Sophie Binet a été réélue secrétaire générale de la Confédération générale du travail (CGT) à l'issue du 53e congrès de l'organisation, qui s'est tenu ces derniers jours. Elle était la seule candidate en lice pour occuper cette fonction. Sa reconduction marque la confirmation de la ligne qu'elle incarne depuis sa première élection : un syndicalisme combatif, résolument ancré à gauche et ouvert aux questions de société.

Un rapport d'activité largement approuvé

Avant le vote sur la personne de la secrétaire générale, les délégués du congrès ont massivement adopté le rapport d'activité présenté par Sophie Binet. Ce texte, qui dresse le bilan de son premier mandat et trace les perspectives pour l'avenir, a recueilli une large majorité des suffrages. Ce résultat témoigne de l'adhésion des militants à la stratégie de la direction sortante, centrée sur la défense des salaires, des conditions de travail et des services publics, dans un contexte social tendu marqué par la réforme des retraites et l'inflation.

Deux axes forts pour le nouveau mandat

Le programme du deuxième mandat de Sophie Binet a été précisé lors du congrès. Il s'articule autour de deux priorités majeures. La première est la lutte contre les violences sexistes et sexuelles. La CGT entend renforcer son action en la matière, tant en interne qu'au sein des entreprises et des administrations. Le syndicat veut mettre en place des dispositifs de prévention plus efficaces et accompagner les victimes, faisant de cette cause un marqueur fort de son identité.

Le second axe est l'opposition frontale au Rassemblement national (RN). Les instances confédérales ont réaffirmé leur refus de toute compromission avec l'extrême droite, jugée incompatible avec les valeurs syndicales de solidarité et d'émancipation. Le congrès a ainsi appelé à une mobilisation citoyenne et politique pour faire barrage au RN lors des prochaines échéances électorales. Cette prise de position s'inscrit dans la tradition de la CGT, qui a toujours combattu les idées d'extrême droite.

Un congrès sous le signe de la continuité

La réélection de Sophie Binet s'est déroulée dans un climat de relative unité, même si des sensibilités différentes coexistent au sein de la confédération. Aucune candidature alternative ne s'est présentée face à elle, ce qui traduit une forme de rassemblement autour de sa personne et de son projet. Le congrès a également été l'occasion de renouveler partiellement les instances dirigeantes, avec une attention particulière portée à la parité et à la représentation des différentes fédérations.

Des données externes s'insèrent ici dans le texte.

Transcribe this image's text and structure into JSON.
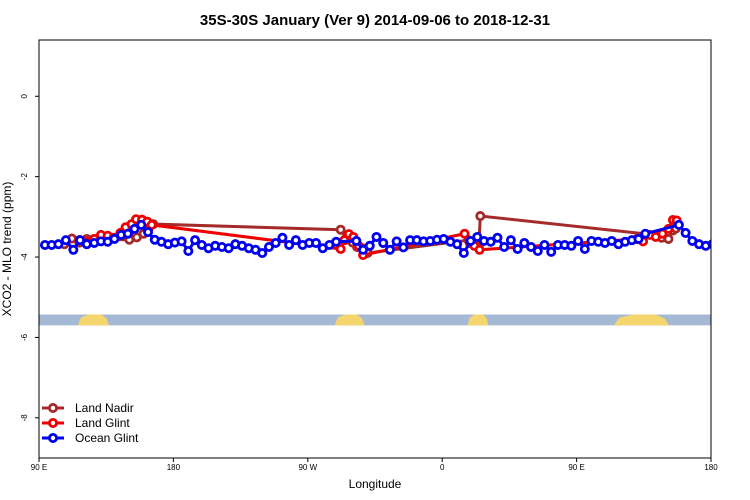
{
  "chart_data": {
    "type": "line",
    "title": "35S-30S January (Ver 9)   2014-09-06 to 2018-12-31",
    "xlabel": "Longitude",
    "ylabel": "XCO2 - MLO trend (ppm)",
    "xlim": [
      90,
      540
    ],
    "ylim": [
      -9.0,
      1.4
    ],
    "x_ticks": [
      {
        "value": 90,
        "label": "90 E"
      },
      {
        "value": 180,
        "label": "180"
      },
      {
        "value": 270,
        "label": "90 W"
      },
      {
        "value": 360,
        "label": "0"
      },
      {
        "value": 450,
        "label": "90 E"
      },
      {
        "value": 540,
        "label": "180"
      }
    ],
    "y_ticks": [
      {
        "value": 0,
        "label": "0"
      },
      {
        "value": -2,
        "label": "-2"
      },
      {
        "value": -4,
        "label": "-4"
      },
      {
        "value": -6,
        "label": "-6"
      },
      {
        "value": -8,
        "label": "-8"
      }
    ],
    "land_strip": {
      "y_top": -5.43,
      "y_bottom": -5.7,
      "ocean_color": "#a3b9d4",
      "land_color": "#f5d56e",
      "land_segments": [
        [
          116,
          137
        ],
        [
          288,
          308
        ],
        [
          377,
          391
        ],
        [
          475,
          512
        ]
      ]
    },
    "legend": {
      "position": "bottom-left",
      "entries": [
        "Land Nadir",
        "Land Glint",
        "Ocean Glint"
      ]
    },
    "series": [
      {
        "name": "Land Nadir",
        "color": "#a52a2a",
        "x": [
          107.0,
          112.0,
          117.0,
          122.0,
          127.0,
          132.0,
          150.5,
          155.5,
          160.0,
          163.5,
          166.5,
          292.0,
          296.0,
          300.0,
          303.0,
          306.5,
          310.0,
          377.5,
          380.5,
          384.5,
          385.5,
          502.5,
          507.0,
          511.5,
          514.5,
          516.5
        ],
        "y": [
          -3.68,
          -3.54,
          -3.64,
          -3.55,
          -3.55,
          -3.56,
          -3.57,
          -3.51,
          -3.42,
          -3.29,
          -3.18,
          -3.32,
          -3.55,
          -3.64,
          -3.75,
          -3.78,
          -3.9,
          -3.58,
          -3.65,
          -3.75,
          -2.98,
          -3.45,
          -3.52,
          -3.55,
          -3.34,
          -3.29
        ]
      },
      {
        "name": "Land Glint",
        "color": "#ee0000",
        "x": [
          117.0,
          122.0,
          127.0,
          131.5,
          136.0,
          140.0,
          144.5,
          148.0,
          152.0,
          155.0,
          159.0,
          162.5,
          165.5,
          292.0,
          294.5,
          297.5,
          300.5,
          304.0,
          307.0,
          375.0,
          378.5,
          381.5,
          385.0,
          490.5,
          494.5,
          499.0,
          503.0,
          507.5,
          511.5,
          514.5,
          517.0
        ],
        "y": [
          -3.58,
          -3.62,
          -3.55,
          -3.45,
          -3.47,
          -3.52,
          -3.4,
          -3.26,
          -3.18,
          -3.06,
          -3.07,
          -3.12,
          -3.2,
          -3.8,
          -3.58,
          -3.43,
          -3.5,
          -3.72,
          -3.95,
          -3.42,
          -3.65,
          -3.72,
          -3.82,
          -3.55,
          -3.61,
          -3.45,
          -3.5,
          -3.42,
          -3.3,
          -3.08,
          -3.09
        ]
      },
      {
        "name": "Ocean Glint",
        "color": "#0000ee",
        "x": [
          94.0,
          98.5,
          103.0,
          108.0,
          113.0,
          117.5,
          122.0,
          127.0,
          131.5,
          136.0,
          140.5,
          145.0,
          149.5,
          154.0,
          158.5,
          163.0,
          167.5,
          172.0,
          176.5,
          181.0,
          185.5,
          190.0,
          194.5,
          199.0,
          203.5,
          208.0,
          212.5,
          217.0,
          221.5,
          226.0,
          230.5,
          235.0,
          239.5,
          244.0,
          248.5,
          253.0,
          257.5,
          262.0,
          266.5,
          271.0,
          275.5,
          280.0,
          284.5,
          289.0,
          302.5,
          307.0,
          311.5,
          316.0,
          320.5,
          325.0,
          329.5,
          334.0,
          338.5,
          343.0,
          347.5,
          352.0,
          356.5,
          361.0,
          365.5,
          370.0,
          374.5,
          379.0,
          383.5,
          388.0,
          392.5,
          397.0,
          401.5,
          406.0,
          410.5,
          415.0,
          419.5,
          424.0,
          428.5,
          433.0,
          437.5,
          442.0,
          446.5,
          451.0,
          455.5,
          460.0,
          464.5,
          469.0,
          473.5,
          478.0,
          482.5,
          487.0,
          491.5,
          496.0,
          518.5,
          523.0,
          527.5,
          532.0,
          536.5,
          541.0
        ],
        "y": [
          -3.7,
          -3.7,
          -3.68,
          -3.58,
          -3.82,
          -3.58,
          -3.68,
          -3.65,
          -3.61,
          -3.62,
          -3.55,
          -3.45,
          -3.42,
          -3.3,
          -3.2,
          -3.38,
          -3.57,
          -3.62,
          -3.68,
          -3.64,
          -3.61,
          -3.85,
          -3.58,
          -3.7,
          -3.78,
          -3.72,
          -3.75,
          -3.78,
          -3.68,
          -3.72,
          -3.78,
          -3.82,
          -3.9,
          -3.75,
          -3.65,
          -3.52,
          -3.7,
          -3.58,
          -3.7,
          -3.65,
          -3.65,
          -3.78,
          -3.7,
          -3.62,
          -3.6,
          -3.82,
          -3.72,
          -3.5,
          -3.65,
          -3.82,
          -3.61,
          -3.76,
          -3.58,
          -3.58,
          -3.61,
          -3.6,
          -3.57,
          -3.55,
          -3.62,
          -3.68,
          -3.9,
          -3.6,
          -3.5,
          -3.6,
          -3.62,
          -3.52,
          -3.75,
          -3.58,
          -3.8,
          -3.65,
          -3.75,
          -3.85,
          -3.7,
          -3.87,
          -3.7,
          -3.7,
          -3.72,
          -3.6,
          -3.8,
          -3.6,
          -3.62,
          -3.65,
          -3.6,
          -3.68,
          -3.62,
          -3.58,
          -3.55,
          -3.42,
          -3.2,
          -3.4,
          -3.6,
          -3.68,
          -3.72,
          -3.68
        ]
      }
    ]
  }
}
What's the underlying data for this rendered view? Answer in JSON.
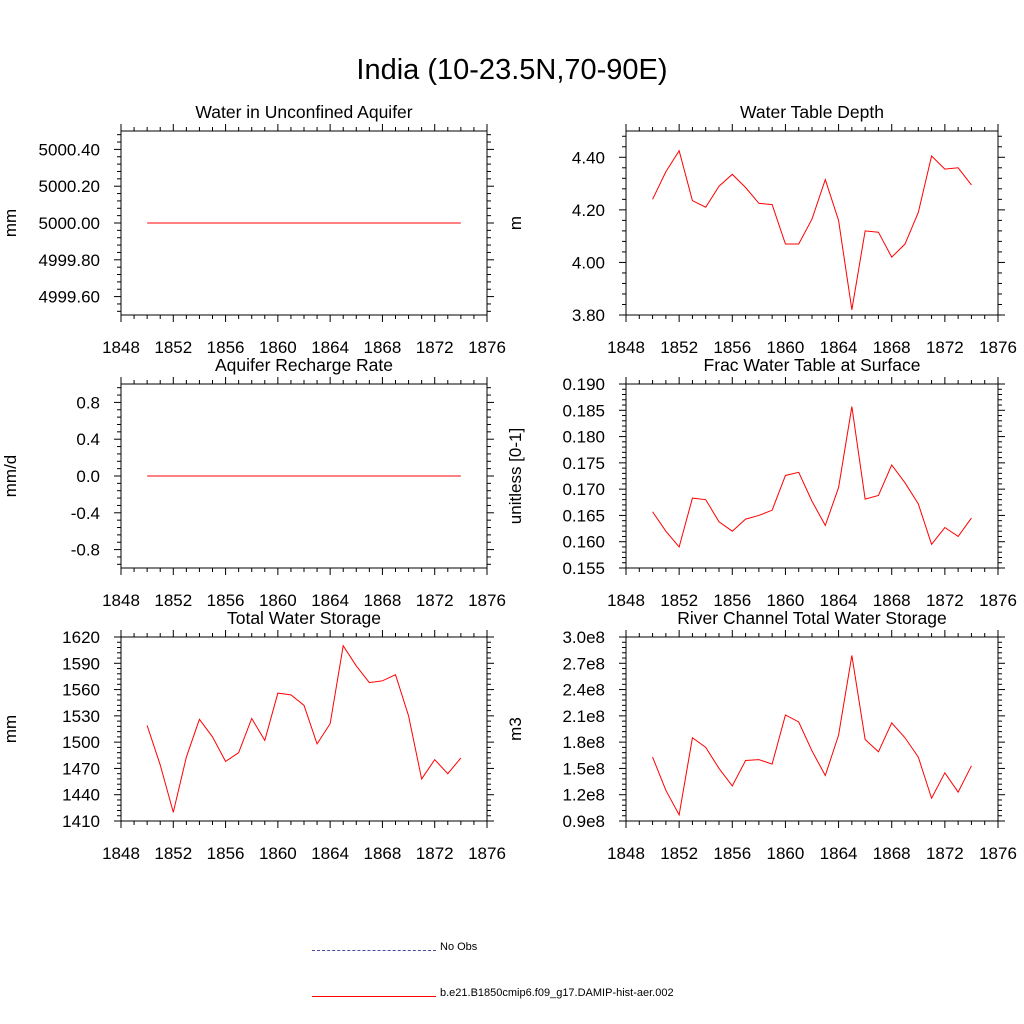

Sophie Binet, qui avait succédé à Philippe Martinez en 2023, incarne une génération nouvelle à la tête de la CGT. Ingénieure de formation et syndicaliste de longue date, elle a su incarner une ligne à la fois ferme sur les revendications sociales et modernisatrice sur les enjeux sociétaux. Son deuxième mandat s'annonce comme une période de consolidation de cette orientation, dans un paysage syndical français où la CGT reste la première organisation en termes d'audience.

Enjeux sociaux et politique

Au-delà des questions internes, le congrès a été l'occasion de fixer le cap de l'action syndicale pour les mois à venir. La CGT entend peser sur les débats relatifs au pouvoir d'achat, à l'emploi industriel, à la transition écologique et à la protection sociale. Les délégués ont également rappelé leur attachement à l'unité syndicale, tout en maintenant une ligne d'indépendance vis-à-vis des partis politiques. La question du RN, en particulier, a été au centre des discussions : plusieurs interventions ont souligné la nécessité de ne pas laisser l'extrême droite imposer son agenda dans le monde du travail.

Ce congrès marque donc la volonté de la CGT de rester un acteur central du dialogue social et du débat politique en France, avec une ligne renforcée autour de l'égalité femmes-hommes, de la lutte contre les discriminations et du refus de l'extrême droite.